On Sunday, 1,054 COVID-19 deaths were recorded in Brazil. The moving average, which compiles the number of deaths in the last seven days, reached 1,497, according to data gathered by the consortium of press outlets.
It is the ninth consecutive day that Brazil has set a record in this regard, according to O Estado de São Paulo. In 2020, at the worst moment of the pandemic in Brazil, the record moving average was 1,096 deaths, reached in July. In the same period, there was a peak of daily cases that year, 46,000.
This record in March 2021 exceeds 60,000 contaminated every 24 hours, and projections indicate worsening throughout the month, according to O Globo.
What is the aftermath? There is strong pressure on health systems across Brazil. In the states of Mato Grosso do Sul and Santa Catarina there are infected with COVID-19 awaiting an ICU bed, said Folha de São Paulo and Poder360.
Why is Covid-19 worse in Latin America than Africa and Asia?
The COVID-19 death toll has been lower in Africa and Asia than Europe or the U.S, besides emerging countries in Latin America (see graph below by The New York Times). According to Expansión, in Mexico – the Latin America’s country with the worst position in the chart – the first week of March accumulates 41,662 cases of COVID-19 and 190,604 deaths.

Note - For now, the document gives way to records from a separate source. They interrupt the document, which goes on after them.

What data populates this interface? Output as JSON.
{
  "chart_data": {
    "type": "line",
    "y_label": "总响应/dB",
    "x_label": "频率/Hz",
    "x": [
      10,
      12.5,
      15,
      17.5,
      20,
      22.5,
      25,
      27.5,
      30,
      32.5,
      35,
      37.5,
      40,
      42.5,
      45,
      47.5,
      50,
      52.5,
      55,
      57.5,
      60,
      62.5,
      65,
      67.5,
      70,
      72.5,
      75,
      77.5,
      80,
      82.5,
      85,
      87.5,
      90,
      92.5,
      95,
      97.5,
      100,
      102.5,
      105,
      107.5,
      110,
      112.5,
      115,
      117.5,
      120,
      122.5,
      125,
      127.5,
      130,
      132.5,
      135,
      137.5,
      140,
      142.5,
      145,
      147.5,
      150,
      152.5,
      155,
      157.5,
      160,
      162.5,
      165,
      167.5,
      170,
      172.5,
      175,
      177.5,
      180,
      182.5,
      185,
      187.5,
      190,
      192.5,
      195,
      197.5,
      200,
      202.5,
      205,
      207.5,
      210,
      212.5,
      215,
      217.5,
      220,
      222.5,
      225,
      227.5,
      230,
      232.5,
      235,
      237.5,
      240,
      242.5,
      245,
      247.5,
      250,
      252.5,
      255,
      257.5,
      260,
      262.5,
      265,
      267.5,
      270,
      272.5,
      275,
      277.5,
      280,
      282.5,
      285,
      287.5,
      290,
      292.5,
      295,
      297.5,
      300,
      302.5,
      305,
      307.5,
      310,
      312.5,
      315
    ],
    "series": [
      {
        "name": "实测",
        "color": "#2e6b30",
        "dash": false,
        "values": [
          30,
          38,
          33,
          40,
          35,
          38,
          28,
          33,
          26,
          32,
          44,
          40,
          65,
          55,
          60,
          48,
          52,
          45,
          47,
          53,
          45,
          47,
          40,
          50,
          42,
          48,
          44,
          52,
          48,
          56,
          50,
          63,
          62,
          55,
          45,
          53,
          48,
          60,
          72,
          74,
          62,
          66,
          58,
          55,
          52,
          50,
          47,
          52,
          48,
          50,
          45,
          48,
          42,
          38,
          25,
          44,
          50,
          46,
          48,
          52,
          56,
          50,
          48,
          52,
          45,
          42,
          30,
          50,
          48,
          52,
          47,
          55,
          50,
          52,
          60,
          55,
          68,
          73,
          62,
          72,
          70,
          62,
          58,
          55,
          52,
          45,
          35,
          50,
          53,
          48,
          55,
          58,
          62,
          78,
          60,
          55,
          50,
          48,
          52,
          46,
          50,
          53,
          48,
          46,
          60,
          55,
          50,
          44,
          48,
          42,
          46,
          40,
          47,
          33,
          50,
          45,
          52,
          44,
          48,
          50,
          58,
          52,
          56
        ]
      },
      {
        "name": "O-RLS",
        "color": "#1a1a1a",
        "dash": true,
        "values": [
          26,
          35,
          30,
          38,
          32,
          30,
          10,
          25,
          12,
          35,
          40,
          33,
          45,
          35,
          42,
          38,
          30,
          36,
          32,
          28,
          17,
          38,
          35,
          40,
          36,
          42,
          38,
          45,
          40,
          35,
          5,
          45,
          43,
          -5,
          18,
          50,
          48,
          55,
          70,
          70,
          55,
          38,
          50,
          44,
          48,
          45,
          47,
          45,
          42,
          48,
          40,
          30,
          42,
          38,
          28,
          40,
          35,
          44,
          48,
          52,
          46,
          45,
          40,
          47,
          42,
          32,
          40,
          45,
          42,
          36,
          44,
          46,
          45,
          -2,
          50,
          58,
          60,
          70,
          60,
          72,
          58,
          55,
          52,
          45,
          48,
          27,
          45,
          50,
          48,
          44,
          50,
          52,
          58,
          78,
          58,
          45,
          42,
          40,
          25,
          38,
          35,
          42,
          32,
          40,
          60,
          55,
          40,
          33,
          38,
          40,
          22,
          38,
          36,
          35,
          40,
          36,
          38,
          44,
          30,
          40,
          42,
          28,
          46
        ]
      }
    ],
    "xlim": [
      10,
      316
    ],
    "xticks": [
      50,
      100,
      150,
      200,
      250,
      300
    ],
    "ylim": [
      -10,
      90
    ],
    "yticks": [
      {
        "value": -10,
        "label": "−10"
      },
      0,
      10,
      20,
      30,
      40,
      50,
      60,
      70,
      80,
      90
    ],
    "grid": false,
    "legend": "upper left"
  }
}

According to The New York Times, one explanation for why Covid toll is lower across much of Africa and Asia is that daily life tends to better ventilated in warmer, lower-income countries.
In these emerging countries, people spend more time outdoors, and windows are often open. In better ventilated environment, Covid is less likely to spread, says The New York Times. But why in Latin America deaths are higher than in Africa and Asia?
According to Reuters, one suggestion is that if previous coronaviruses spread more widely in some countries, people’s immune systems may be better prepared for it. Still, there’s a lot to find out about it.